My life has been filled with difficulties that sent me in search of inner peace. I was an observant and sensitive child. I noticed when things were amiss around me even though adults back then did not share their concerns with children. I would witness the whispering and catch snatches of conversations. I was able to put together clues that things were not quite right. I suppose I have always been aware of tension and, even as a little one, I wanted to help to alleviate it.
When I was about four years old I discovered that my favorite uncle had cancer. He was very honest about his condition and the prognosis for his future. He spoke to me about it as though I was much older. Instead of frightening me, his honesty was comforting. I also learned that he had made peace with his situation. His condition became dire when I was five. He came to the Veterans Hospital in Houston along with my aunt who was many months pregnant with their first child. I immediately knew what was happening even though my elders gave me no explanations about their frenzy.
There was much upheaval in our home as my father noticeably grieved for his best friend and my mother cared for my newborn baby brother. With so much chaos on the horizon my family decided to enroll me in school. Without warning I suddenly became a first grader in a world for which nobody had prepared me. It was left to a classmate named Virginia and an exceptional teacher to soothe my anxieties as I secretly worried that my uncle’s time was coming to a close. When later that year he died, I clutched the special times that he and I had shared.
It was my first real experience with death and I suffered it alone because the adults did not realize the depth of my understanding and my feelings. I comforted myself by remembering our times together and by cherishing the gift of honesty that he had given me. Somehow he knew how much I loved him and how hurt I would be if I did not know why he had died. Because of his loving concern for me I was able to quietly handle my grief.

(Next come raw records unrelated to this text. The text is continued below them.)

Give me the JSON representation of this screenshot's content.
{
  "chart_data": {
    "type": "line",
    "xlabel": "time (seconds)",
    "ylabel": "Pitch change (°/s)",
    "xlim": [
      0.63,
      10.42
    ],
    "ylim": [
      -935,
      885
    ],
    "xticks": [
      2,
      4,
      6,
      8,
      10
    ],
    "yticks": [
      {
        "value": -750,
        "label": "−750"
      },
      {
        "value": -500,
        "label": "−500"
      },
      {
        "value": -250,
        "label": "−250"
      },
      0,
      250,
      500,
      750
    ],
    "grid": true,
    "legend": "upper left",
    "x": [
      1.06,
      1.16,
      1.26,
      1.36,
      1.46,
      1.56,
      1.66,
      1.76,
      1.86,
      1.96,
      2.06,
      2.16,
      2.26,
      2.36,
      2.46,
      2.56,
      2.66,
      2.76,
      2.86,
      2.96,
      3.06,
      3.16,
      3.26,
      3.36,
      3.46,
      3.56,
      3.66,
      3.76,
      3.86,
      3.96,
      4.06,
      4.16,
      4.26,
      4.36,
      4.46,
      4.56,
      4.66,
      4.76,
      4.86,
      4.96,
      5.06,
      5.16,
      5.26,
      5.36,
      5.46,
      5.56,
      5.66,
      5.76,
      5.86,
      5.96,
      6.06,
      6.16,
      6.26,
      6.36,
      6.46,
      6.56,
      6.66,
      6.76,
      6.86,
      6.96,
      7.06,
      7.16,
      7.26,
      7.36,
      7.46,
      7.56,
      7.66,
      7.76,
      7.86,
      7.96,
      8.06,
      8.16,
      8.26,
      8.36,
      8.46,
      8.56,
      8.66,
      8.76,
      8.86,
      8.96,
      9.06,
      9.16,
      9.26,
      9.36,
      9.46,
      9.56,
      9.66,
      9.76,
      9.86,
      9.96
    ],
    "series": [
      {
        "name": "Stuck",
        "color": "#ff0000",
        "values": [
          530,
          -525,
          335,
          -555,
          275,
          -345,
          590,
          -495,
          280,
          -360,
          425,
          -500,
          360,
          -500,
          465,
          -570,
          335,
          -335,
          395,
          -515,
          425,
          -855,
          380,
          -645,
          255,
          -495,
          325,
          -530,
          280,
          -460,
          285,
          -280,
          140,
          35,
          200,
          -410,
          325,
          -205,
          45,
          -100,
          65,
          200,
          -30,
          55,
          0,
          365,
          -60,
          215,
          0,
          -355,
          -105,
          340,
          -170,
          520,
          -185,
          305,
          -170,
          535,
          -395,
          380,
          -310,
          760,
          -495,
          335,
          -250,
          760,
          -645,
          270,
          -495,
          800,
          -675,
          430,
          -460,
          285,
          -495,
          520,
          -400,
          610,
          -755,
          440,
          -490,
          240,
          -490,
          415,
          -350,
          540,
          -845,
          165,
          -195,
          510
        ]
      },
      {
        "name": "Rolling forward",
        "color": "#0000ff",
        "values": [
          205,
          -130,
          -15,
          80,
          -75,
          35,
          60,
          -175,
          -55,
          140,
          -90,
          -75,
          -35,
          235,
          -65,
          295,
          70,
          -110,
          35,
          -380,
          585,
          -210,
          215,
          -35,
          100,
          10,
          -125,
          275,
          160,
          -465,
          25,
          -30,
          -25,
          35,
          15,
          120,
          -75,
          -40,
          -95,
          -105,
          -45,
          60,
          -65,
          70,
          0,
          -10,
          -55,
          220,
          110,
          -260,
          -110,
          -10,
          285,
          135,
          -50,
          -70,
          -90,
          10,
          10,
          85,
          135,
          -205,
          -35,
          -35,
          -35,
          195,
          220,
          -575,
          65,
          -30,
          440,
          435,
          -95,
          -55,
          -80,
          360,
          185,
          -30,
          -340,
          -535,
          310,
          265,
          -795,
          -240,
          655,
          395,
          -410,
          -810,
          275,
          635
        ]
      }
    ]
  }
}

I also knew how shattered my father was. I knew that he was trying to come to grips with his loss, but he never spoke of it to me. Instead he often invited me to accompany him on little excursions around town where we did little more than sit quietly with each other. In the year before Daddy died he took me fishing several times. I physically felt him relax as he baited the hook and dropped his line into the water. I sat beside him being ever so quiet lest even a tiny sound might scare the fish away. I heard my father’s breathing and I felt a special kinship with him in those moments. I sensed that I understood him and that he understood me. Just sitting together was the panacea that began to heal us both.
When my father died the adults once again believed that at eight years old I was far too young to conceive of what had happened. They did not realize how deeply the loss of my father impacted me. I felt as though he and I had shared a secret connection with those rides in the car and the fishing expeditions. I believed in heaven and an afterlife, so I was happy that he would see my uncle again even as I felt an obligation to help my mother and brothers through our family sorrow. My emotions were conflicted in a way that stole my courage, but no my grit.
I went through a time feeling like a shadow of myself. I did not want to bother my mother with any troubles. Instead I found comfort and peace being with my grandmother Minnie. She spoke openly of my father, telling me what he was like as a boy. She smiled and cried at the same time as she spoke of what a good son he had been. She gave me a tattered story book that had once been his. She filled in the gaps of my father’s story that I needed to hear. We connected in a magical way.
I was fifteen when my grandmother died. It was yet another blow to my heart. That is when my grandpa stepped in to become my source of strength and comfort. He was a survivor whose life had been punctuated with even greater loss than mine. His mother died in childbirth. The grandmother who raised him died when he was thirteen. The uncle who became his guardian died when he was twenty one. He had lost his only son and then the love of his life. Somehow he remained strong through it all, but he never tried to cover the depth of his feelings. He became my refuge whenever I needed a place to find inner peace. He delivered that solace every single time, even when I did not openly ask for it.
I am a religious person and I have daily conversations with God, but sometimes I find the need to connect with another human on a very personal and spiritual way. It has been my method for dealing with whatever challenges I have had to face. Somehow God has always placed people in my path with who seem to understand me and love me even when I am not so lovable. Ultimately that person became my husband, a man who was taught by his own mother and father to be infinitely patient and kind.
I have been blessed at various times with friends like Virginia who accept me and my thoughts and beliefs without judgement. They too have provided me with the inner peace that I need to struggle through the difficult times. Sometimes they come and go and other times they become lifelong friends. They must surely know who they are because I have done my best to let them know how much they mean to me. Attempting to name them would be difficult because I might inadvertently forget someone who has a special place in my heart.
My inner peace is the product of understanding, honesty and love from many who have touched my heart at the very moments when I most needed them. Even without exchanging words I felt a calmness arise in my soul just being present with them and long after they are gone I still remember.